L’amélioration des conditions de vie et de travail
La législation du travail évolue au profit des ouvriers. La loi GUIZOT de 1841, par exemple, encadre et limite le travail des enfants en France, et la responsabilité patronale en cas d’accident est institutionnalisée en 1898.
L’émergence d’une première forme d’État-providence, comme en Allemagne à la fin du XIXe siècle, améliore les conditions de vie des ouvriers. Le chancelier allemand Otto von BISMARCK met ainsi en place des assurances sociales (en 1883, la loi sur l’assurance maladie ; en 1884, la loi sur les accidents du travail ; en 1889, la loi sur l’invalidité). Les assurés se trouvent alors progressivement couverts contre les risques maladie, chômage ou vieillesse, grâce à un modèle fondé sur un système financé par cotisations, selon une logique contributive.
Le coût du travail au XIXe siècle (théorie)

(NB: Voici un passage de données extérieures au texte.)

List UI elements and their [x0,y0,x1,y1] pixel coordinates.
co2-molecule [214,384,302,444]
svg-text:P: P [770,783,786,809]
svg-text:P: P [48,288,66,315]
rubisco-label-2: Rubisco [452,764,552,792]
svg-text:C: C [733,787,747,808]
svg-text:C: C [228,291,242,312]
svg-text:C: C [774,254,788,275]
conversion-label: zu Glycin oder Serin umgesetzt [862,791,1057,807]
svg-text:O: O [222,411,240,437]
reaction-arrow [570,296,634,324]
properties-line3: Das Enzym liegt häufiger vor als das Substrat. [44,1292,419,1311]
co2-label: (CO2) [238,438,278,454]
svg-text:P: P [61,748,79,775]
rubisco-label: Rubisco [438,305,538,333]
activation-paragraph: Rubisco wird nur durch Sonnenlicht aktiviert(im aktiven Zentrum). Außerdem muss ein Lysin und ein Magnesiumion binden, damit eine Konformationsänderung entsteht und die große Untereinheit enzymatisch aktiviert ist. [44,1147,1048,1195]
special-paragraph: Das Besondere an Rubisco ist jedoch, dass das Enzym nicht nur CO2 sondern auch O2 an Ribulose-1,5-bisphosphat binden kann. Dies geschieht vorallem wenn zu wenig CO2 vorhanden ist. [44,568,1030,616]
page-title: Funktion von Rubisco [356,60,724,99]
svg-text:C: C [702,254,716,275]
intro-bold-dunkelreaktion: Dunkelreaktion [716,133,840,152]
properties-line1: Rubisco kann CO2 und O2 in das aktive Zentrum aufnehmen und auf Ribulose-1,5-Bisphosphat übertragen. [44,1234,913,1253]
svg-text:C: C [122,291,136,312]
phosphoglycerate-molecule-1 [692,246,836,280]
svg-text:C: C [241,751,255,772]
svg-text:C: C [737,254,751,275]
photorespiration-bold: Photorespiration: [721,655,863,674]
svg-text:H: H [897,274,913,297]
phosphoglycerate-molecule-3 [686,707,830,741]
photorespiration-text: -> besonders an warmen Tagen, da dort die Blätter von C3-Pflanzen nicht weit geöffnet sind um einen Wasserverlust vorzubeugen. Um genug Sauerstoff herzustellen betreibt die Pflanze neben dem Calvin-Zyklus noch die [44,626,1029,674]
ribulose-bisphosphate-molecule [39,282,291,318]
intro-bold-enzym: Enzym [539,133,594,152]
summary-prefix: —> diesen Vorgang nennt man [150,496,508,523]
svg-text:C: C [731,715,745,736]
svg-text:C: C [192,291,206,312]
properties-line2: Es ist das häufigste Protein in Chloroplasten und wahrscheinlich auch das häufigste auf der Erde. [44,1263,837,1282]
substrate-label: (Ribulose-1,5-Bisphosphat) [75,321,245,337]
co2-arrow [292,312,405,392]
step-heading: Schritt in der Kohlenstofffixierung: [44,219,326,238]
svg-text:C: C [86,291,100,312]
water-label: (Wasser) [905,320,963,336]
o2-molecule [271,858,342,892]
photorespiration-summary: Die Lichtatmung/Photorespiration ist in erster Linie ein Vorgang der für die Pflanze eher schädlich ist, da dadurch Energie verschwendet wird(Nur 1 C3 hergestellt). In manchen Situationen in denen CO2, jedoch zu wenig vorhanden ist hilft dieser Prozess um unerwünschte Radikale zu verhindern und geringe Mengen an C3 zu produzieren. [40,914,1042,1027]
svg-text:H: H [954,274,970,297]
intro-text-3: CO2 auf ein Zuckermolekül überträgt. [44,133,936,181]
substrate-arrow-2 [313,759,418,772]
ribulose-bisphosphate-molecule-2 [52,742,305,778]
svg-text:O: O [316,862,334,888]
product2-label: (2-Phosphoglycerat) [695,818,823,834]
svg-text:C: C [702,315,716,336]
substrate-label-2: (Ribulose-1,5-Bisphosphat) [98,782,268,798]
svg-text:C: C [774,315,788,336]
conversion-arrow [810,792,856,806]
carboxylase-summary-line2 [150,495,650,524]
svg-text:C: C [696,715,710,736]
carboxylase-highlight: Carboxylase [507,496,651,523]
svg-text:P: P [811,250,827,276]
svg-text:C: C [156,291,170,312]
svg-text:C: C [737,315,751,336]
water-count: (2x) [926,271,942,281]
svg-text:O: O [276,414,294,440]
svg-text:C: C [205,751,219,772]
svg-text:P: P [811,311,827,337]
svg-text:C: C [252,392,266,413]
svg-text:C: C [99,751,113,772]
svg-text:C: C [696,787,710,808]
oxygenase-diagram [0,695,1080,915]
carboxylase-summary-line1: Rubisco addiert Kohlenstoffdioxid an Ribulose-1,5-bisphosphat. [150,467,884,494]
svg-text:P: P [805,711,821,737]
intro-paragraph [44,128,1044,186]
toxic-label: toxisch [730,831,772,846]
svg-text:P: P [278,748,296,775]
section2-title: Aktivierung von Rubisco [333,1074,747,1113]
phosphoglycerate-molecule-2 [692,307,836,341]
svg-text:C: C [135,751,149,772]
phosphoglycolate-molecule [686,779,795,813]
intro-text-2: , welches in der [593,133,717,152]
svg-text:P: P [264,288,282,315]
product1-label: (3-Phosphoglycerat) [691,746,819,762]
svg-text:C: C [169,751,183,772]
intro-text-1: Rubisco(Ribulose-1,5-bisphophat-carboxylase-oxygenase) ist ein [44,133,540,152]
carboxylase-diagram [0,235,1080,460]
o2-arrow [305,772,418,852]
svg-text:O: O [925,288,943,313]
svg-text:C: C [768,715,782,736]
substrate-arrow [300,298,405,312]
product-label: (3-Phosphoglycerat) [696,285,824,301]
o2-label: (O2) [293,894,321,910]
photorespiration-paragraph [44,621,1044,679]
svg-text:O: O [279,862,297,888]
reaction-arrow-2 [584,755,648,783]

David RICARDO (Principes d’économie politique et de l’impôt, 1817) est un des partisans d’une totale flexibilité du prix du travail : « Ainsi que tout autre contrat, les salaires doivent être livrés à la concurrence franche et libre du marché ». Dans son optique, le salaire est un prix comme les autres, déterminé par le libre jeu de la concurrence. Tenant de la conception néoclassique du marché du travail, le Français Léon WALRAS considère plus précisément que les salariés doivent être payés à leur productivité marginale (Éléments d’économie politique pure, 1874).